LAKH MuseNet MIDI Dataset
Full LAKH MIDI dataset converted to MuseNet MIDI output format (9 instruments + drums)
Bonus: Choir on Channel 10
Please CC BY-NC-SA
Make your own with the colab or download converted output here:
https://1drv.ms/u/s!Ao9gnMkvUA2KgZBWDIQJIG-JS6RpPQ?e=ur8ggN
wget install:
wget --no-check-certificate -O LAKH-MuseNet-MIDI-Dataset.zip "https://onedrive.live.com/download?cid=8A0D502FC99C608F&resid=8A0D502FC99C608F%2118518&authkey=AHkhwwRc0yg2QYY"
Source license/attribution
The Lakh MIDI Dataset is distributed with a CC-BY 4.0 license; if you use this data in any capacity, please reference this page and my thesis:
Colin Raffel. "Learning-Based Methods for Comparing Sequences, with Applications to Audio-to-MIDI Alignment and Matching". PhD Thesis, 2016.

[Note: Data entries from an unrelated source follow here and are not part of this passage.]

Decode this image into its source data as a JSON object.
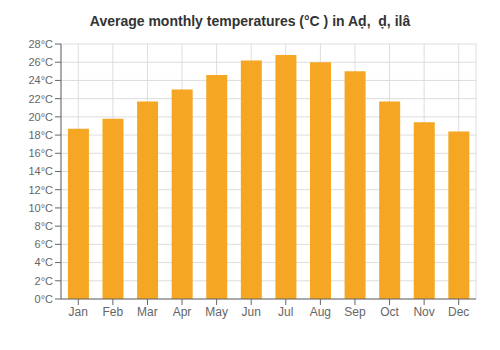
{
  "chart_data": {
    "type": "bar",
    "title": "Average monthly temperatures (°C ) in Aḍ,  ḍ, ilâ",
    "categories": [
      "Jan",
      "Feb",
      "Mar",
      "Apr",
      "May",
      "Jun",
      "Jul",
      "Aug",
      "Sep",
      "Oct",
      "Nov",
      "Dec"
    ],
    "values": [
      18.7,
      19.8,
      21.7,
      23.0,
      24.6,
      26.2,
      26.8,
      26.0,
      25.0,
      21.7,
      19.4,
      18.4
    ],
    "color": "#F5A623",
    "ylim": [
      0,
      28
    ],
    "yticks": [
      {
        "value": 0,
        "label": "0°C"
      },
      {
        "value": 2,
        "label": "2°C"
      },
      {
        "value": 4,
        "label": "4°C"
      },
      {
        "value": 6,
        "label": "6°C"
      },
      {
        "value": 8,
        "label": "8°C"
      },
      {
        "value": 10,
        "label": "10°C"
      },
      {
        "value": 12,
        "label": "12°C"
      },
      {
        "value": 14,
        "label": "14°C"
      },
      {
        "value": 16,
        "label": "16°C"
      },
      {
        "value": 18,
        "label": "18°C"
      },
      {
        "value": 20,
        "label": "20°C"
      },
      {
        "value": 22,
        "label": "22°C"
      },
      {
        "value": 24,
        "label": "24°C"
      },
      {
        "value": 26,
        "label": "26°C"
      },
      {
        "value": 28,
        "label": "28°C"
      }
    ],
    "grid": true
  }
}
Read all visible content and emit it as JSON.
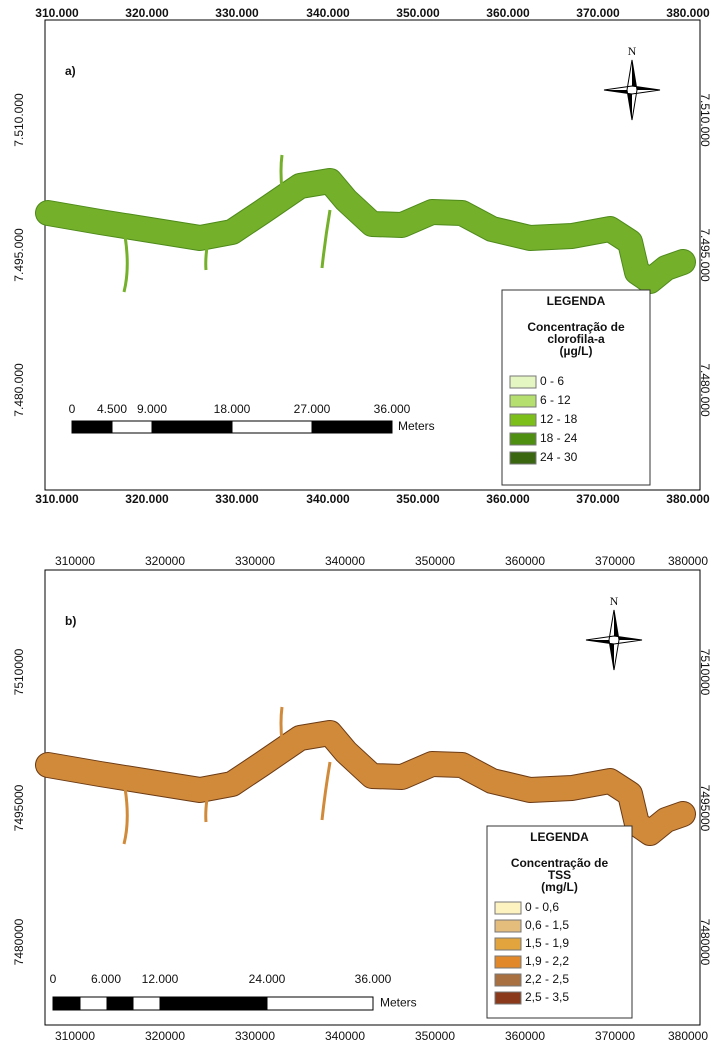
{
  "panels": [
    {
      "label": "a)",
      "north": "N",
      "river_color": "#74b02a",
      "river_edge": "#4e8a1a",
      "x_labels": [
        "310.000",
        "320.000",
        "330.000",
        "340.000",
        "350.000",
        "360.000",
        "370.000",
        "380.000"
      ],
      "y_labels": [
        "7.510.000",
        "7.495.000",
        "7.480.000"
      ],
      "legend": {
        "title": "LEGENDA",
        "subtitle": [
          "Concentração de",
          "clorofila-a",
          "(µg/L)"
        ],
        "items": [
          {
            "label": "0 - 6",
            "color": "#e4f7c2"
          },
          {
            "label": "6 - 12",
            "color": "#b5df6e"
          },
          {
            "label": "12 - 18",
            "color": "#7cbf1a"
          },
          {
            "label": "18 - 24",
            "color": "#4e8f12"
          },
          {
            "label": "24 - 30",
            "color": "#3a6610"
          }
        ]
      },
      "scale": {
        "labels": [
          "0",
          "4.500",
          "9.000",
          "18.000",
          "27.000",
          "36.000"
        ],
        "unit": "Meters"
      }
    },
    {
      "label": "b)",
      "north": "N",
      "river_color": "#d08a3a",
      "river_edge": "#6b3a14",
      "x_labels": [
        "310000",
        "320000",
        "330000",
        "340000",
        "350000",
        "360000",
        "370000",
        "380000"
      ],
      "y_labels": [
        "7510000",
        "7495000",
        "7480000"
      ],
      "legend": {
        "title": "LEGENDA",
        "subtitle": [
          "Concentração de",
          "TSS",
          "(mg/L)"
        ],
        "items": [
          {
            "label": "0 - 0,6",
            "color": "#fcf3c0"
          },
          {
            "label": "0,6 - 1,5",
            "color": "#e4bd7c"
          },
          {
            "label": "1,5 - 1,9",
            "color": "#e2a43c"
          },
          {
            "label": "1,9 - 2,2",
            "color": "#e0882a"
          },
          {
            "label": "2,2 - 2,5",
            "color": "#a87040"
          },
          {
            "label": "2,5 - 3,5",
            "color": "#8a3a1a"
          }
        ]
      },
      "scale": {
        "labels": [
          "0",
          "6.000",
          "12.000",
          "24.000",
          "36.000"
        ],
        "unit": "Meters"
      }
    }
  ]
}
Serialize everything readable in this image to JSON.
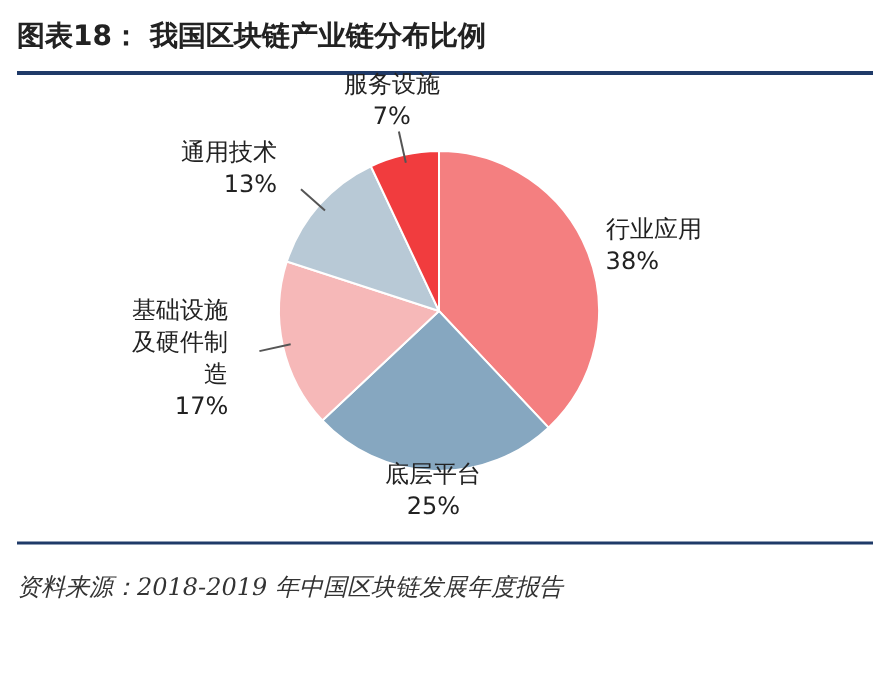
{
  "chart_data": {
    "type": "pie",
    "title": "图表18：  我国区块链产业链分布比例",
    "categories": [
      "行业应用",
      "底层平台",
      "基础设施及硬件制造",
      "通用技术",
      "服务设施"
    ],
    "values": [
      38,
      25,
      17,
      13,
      7
    ],
    "colors": [
      "#f47f80",
      "#86a7c0",
      "#f6b8b8",
      "#b8c9d6",
      "#f13c3e"
    ],
    "value_labels": [
      "38%",
      "25%",
      "17%",
      "13%",
      "7%"
    ],
    "annotations": [
      "资料来源：2018-2019 年中国区块链发展年度报告"
    ]
  }
}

Of course, I did not transcribe any of the MIDI files in the Lakh MIDI Dataset. While MIDI files have a built-in mechanism for attribution (the Copyright meta-event), it is not used consistently, so attributing each of the MIDI files in the dataset to a particular author is not feasible. If you'd like to try, here is a list of the text of all of the Copyright meta-events in the Lakh MIDI Dataset.
If you use the Million Song Dataset, please reference this paper:
Thierry Bertin-Mahieux, Daniel P. W. Ellis, Brian Whitman, and Paul Lamere. "The Million Song Dataset". In Proceedings of the 12th International Society for Music Information Retrieval Conference, pages 591–596, 2011.